Red Thread-Resistant Grasses

Red thread is a fungal disease which kills turf grass. This fungus covers a huge area without killing the grass since it spreads, but after 2- to 8-inch-wide regions of dead grass appear. Look for a reddish-pink jelly-like webbing, which glues the grass blades together. In areas prone to crimson thread illness, plant crimson thread-resistant grass varieties.

Susceptible Varieties

Some turf grasses are prone to red thread strikes. These grasses include cultivars of bentgrass, bluegrass, fescue, ryegrass and Bermuda grass. Infestations occur more often along coastal areas in which the temperatures are light, between 60 and 75 degrees Fahrenheit. Long periods of dampness also raise red thread development.


Perennial ryegrass (Lolium spp.) Is a tough native North American grass commonly planted for agricultural functions like livestock grazing. This vigorous grass produces green stalks, narrow leaves and summer flowers in U.S. Department of Agriculture plant hardiness zones 1 through 12. In zones with warm summer weather, this grass variety does not survive the heat and is employed as a winter annual. Even though ryegrass is vulnerable to red thread fungus, enhanced perennial varieties demonstrate strong immunity to the respiratory disorder. According to the University of Illinois Extension, the following varieties comprise “Birdie II,” “Citation II,” “Linn,” “Pennant,” “Pippin,” “Premier” and “Tara.”

Fine-Leaf Fescue

Fine-leaf fescue (Festuca spp.) Grows best as a cool-season continued grass. Suited for USDA zones 1 through 9, this grass seems like a clumping or creeping narrow-blade grass forming a dense lawn.

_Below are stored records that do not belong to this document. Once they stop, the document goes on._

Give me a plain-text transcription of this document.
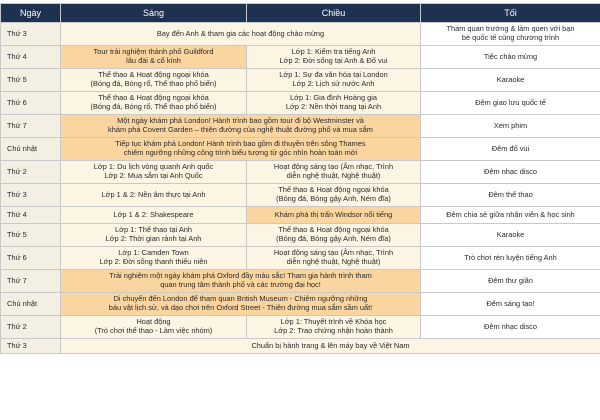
Ngày	Sáng	Chiều	Tối
Thứ 3	Bay đến Anh & tham gia các hoạt động chào mừng		Tham quan trường & làm quen với bạn
bè quốc tế cùng chương trình

Thứ 4	Tour trải nghiệm thành phố Guildford
lâu đài & cổ kính	Lớp 1: Kiểm tra tiếng Anh
Lớp 2: Đời sống tại Anh & Đố vui	Tiệc chào mừng

Thứ 5	Thể thao & Hoạt động ngoại khóa
(Bóng đá, Bóng rổ, Thể thao phố biến)	Lớp 1: Sự đa văn hóa tại London
Lớp 2: Lịch sử nước Anh	Karaoke

Thứ 6	Thể thao & Hoạt động ngoại khóa
(Bóng đá, Bóng rổ, Thể thao phố biến)	Lớp 1: Gia đình Hoàng gia
Lớp 2: Nền thời trang tại Anh	Đêm giao lưu quốc tế

Thứ 7	Một ngày khám phá London! Hành trình bao gồm tour đi bộ Westminster và
khám phá Covent Garden – thiên đường của nghệ thuật đường phố và mua sắm		Xem phim

Chủ nhật	Tiếp tục khám phá London! Hành trình bao gồm đi thuyền trên sông Thames
chiêm ngưỡng những công trình biểu tượng từ góc nhìn hoàn toàn mới		Đêm đố vui

Thứ 2	Lớp 1: Du lịch vòng quanh Anh quốc
Lớp 2: Mua sắm tại Anh Quốc	Hoạt động sáng tạo (Âm nhạc, Trình
diễn nghệ thuật, Nghệ thuật)	Đêm nhạc disco

Thứ 3	Lớp 1 & 2: Nền âm thực tại Anh	Thể thao & Hoạt động ngoại khóa
(Bóng đá, Bóng gậy Anh, Ném đĩa)	Đêm thể thao

Thứ 4	Lớp 1 & 2: Shakespeare	Khám phá thị trấn Windsor nổi tiếng	Đêm chia sẻ giữa nhân viên & học sinh

Thứ 5	Lớp 1: Thể thao tại Anh
Lớp 2: Thời gian rảnh tại Anh	Thể thao & Hoạt động ngoại khóa
(Bóng đá, Bóng gậy Anh, Ném đĩa)	Karaoke

Thứ 6	Lớp 1: Camden Town
Lớp 2: Đời sống thanh thiếu niên	Hoạt động sáng tạo (Âm nhạc, Trình
diễn nghệ thuật, Nghệ thuật)	Trò chơi rèn luyện tiếng Anh

Thứ 7	Trải nghiệm một ngày khám phá Oxford đầy màu sắc! Tham gia hành trình tham
quan trung tâm thành phố và các trường đại học!		Đêm thư giãn

Chủ nhật	Di chuyển đến London để tham quan British Museum - Chiêm ngưỡng những
báu vật lịch sử, và dạo chơi trên Oxford Street - Thiên đường mua sắm sầm uất!		Đêm sáng tạo!

Thứ 2	Hoạt động
(Trò chơi thể thao - Làm việc nhóm)	Lớp 1: Thuyết trình về Khóa học
Lớp 2: Trao chứng nhận hoàn thành	Đêm nhạc disco

Thứ 3	Chuẩn bị hành trang & lên máy bay về Việt Nam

Many fescue grasses perish from crimson thread infections, but a few new varieties are immune to this disease. Resistant or reasonably resistant fine-leaf fescue grasses comprise “Atlanta,” “Aurora,” “Bighorn,” “Biljart,” “Dawson,” “Epsom,” “Flyer,” “Golfrood,” “Reliant,” “Scaldis,” “Shadow,” “Spartan,” “Valda,” “Weekend” and “Wintergreen.”

Kentucky Bluegrass

Kentucky bluegrass (Poa pratensis) is a cool season grass that grows best in fall, winter and spring in USDA zones 1 through 8. The green grass blades produce a dense turf. Recently developed Kentucky bluegrass cultivars show good levels of immunity to crimson thread. The University of Illinois Extension reports which “Adelphi,” “Admiral,” “Aspen,” “Banff,” “Barblue,” “Bonnieblue,” “Bono,” “Bristol,” “Classic,” “Dormie,” “Eclipse,” “Haga,” “Harmony,” “Holiday,” “Midnight,” “Nassau,” “Trenton” and “Welcome” are immune to red thread.